Часть 1: Обретение Голоса
Холод был не просто отсутствием тепла. Он был субстанцией, живой и враждебной. Он пропитывал всё: стальные балки каркаса «Полярника», шерстяные одеяла в каютах, сами мысли экипажа. Судно стояло, закованное в панцирь пакового льда, у неисследованного побережья Гренландии, как муха в янтаре. Снаружи царствовала полярная ночь. Не та романтическая, усыпанная звёздами, а густая, бархатная, почти осязаемая тьма, которую лишь на несколько часов в сутки сменяли сизые, безнадёжные сумерки.
В этой тишине звуки обретали зловещую весомость.
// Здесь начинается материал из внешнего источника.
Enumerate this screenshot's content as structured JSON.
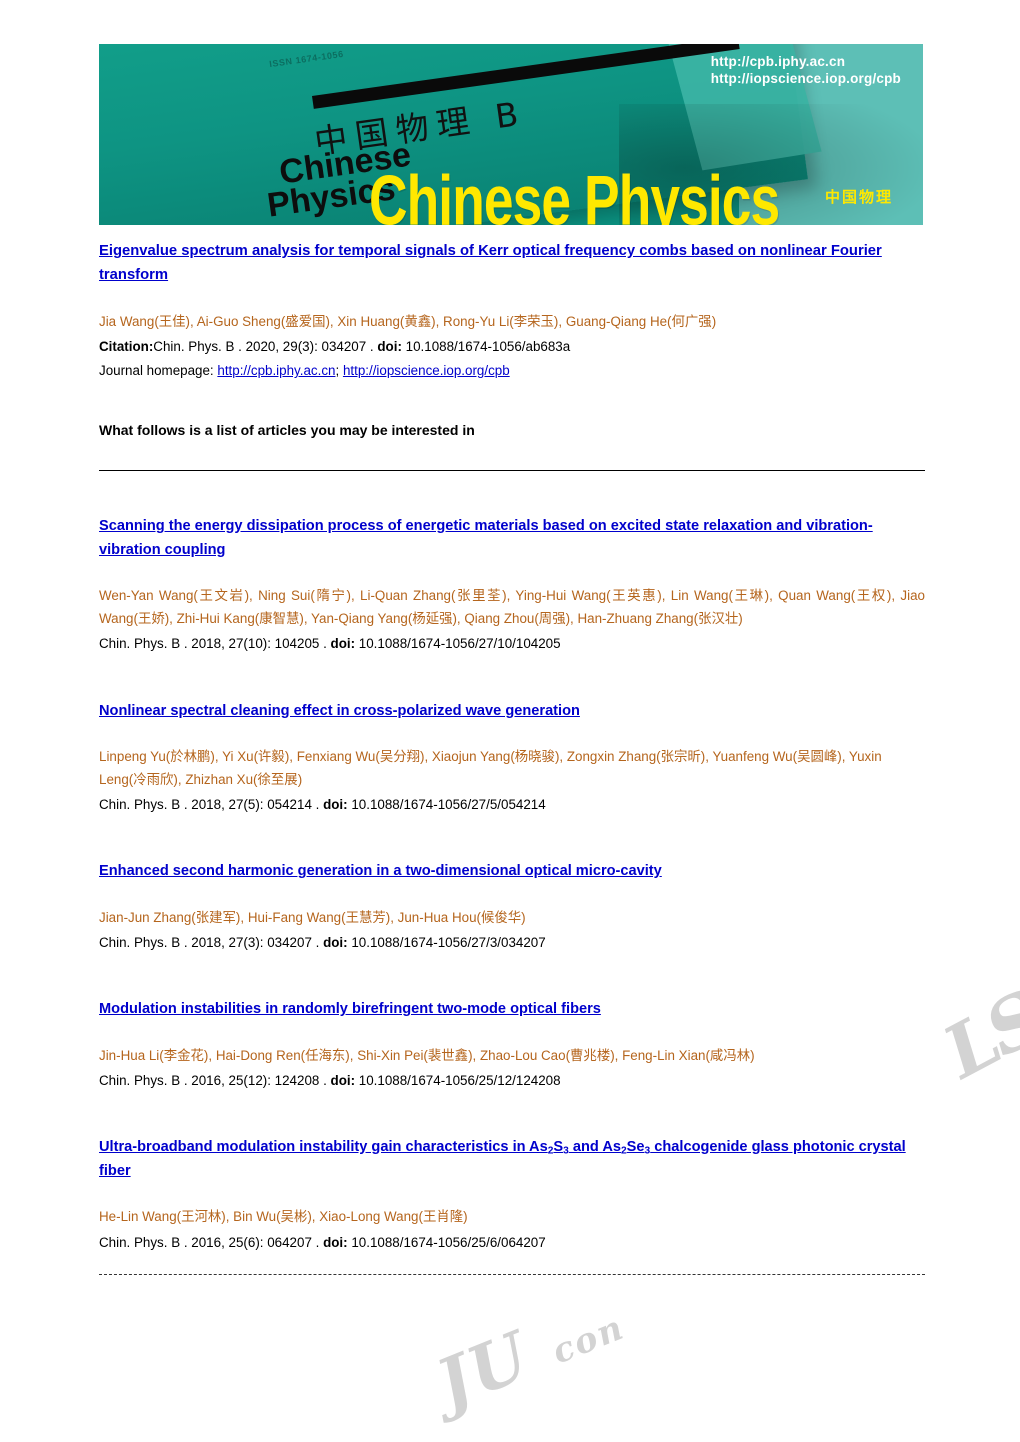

Лёд скрипел, глубоко и протяжно, как живое существо. Иногда раздавался оглушительный треск, подобный артиллерийскому залпу, это лопалась многометровая толща, рождая новую торосу. Ветер, главный дирижёр этого ледяного ада, выл в вантах, и этот вой сводил с ума своей монотонностью. Но хуже всего была тишина, когда ветер стихал. Тогда наступала абсолютная, давящая глухота, в которой собственное сердцебиение казалось невыносимо громким.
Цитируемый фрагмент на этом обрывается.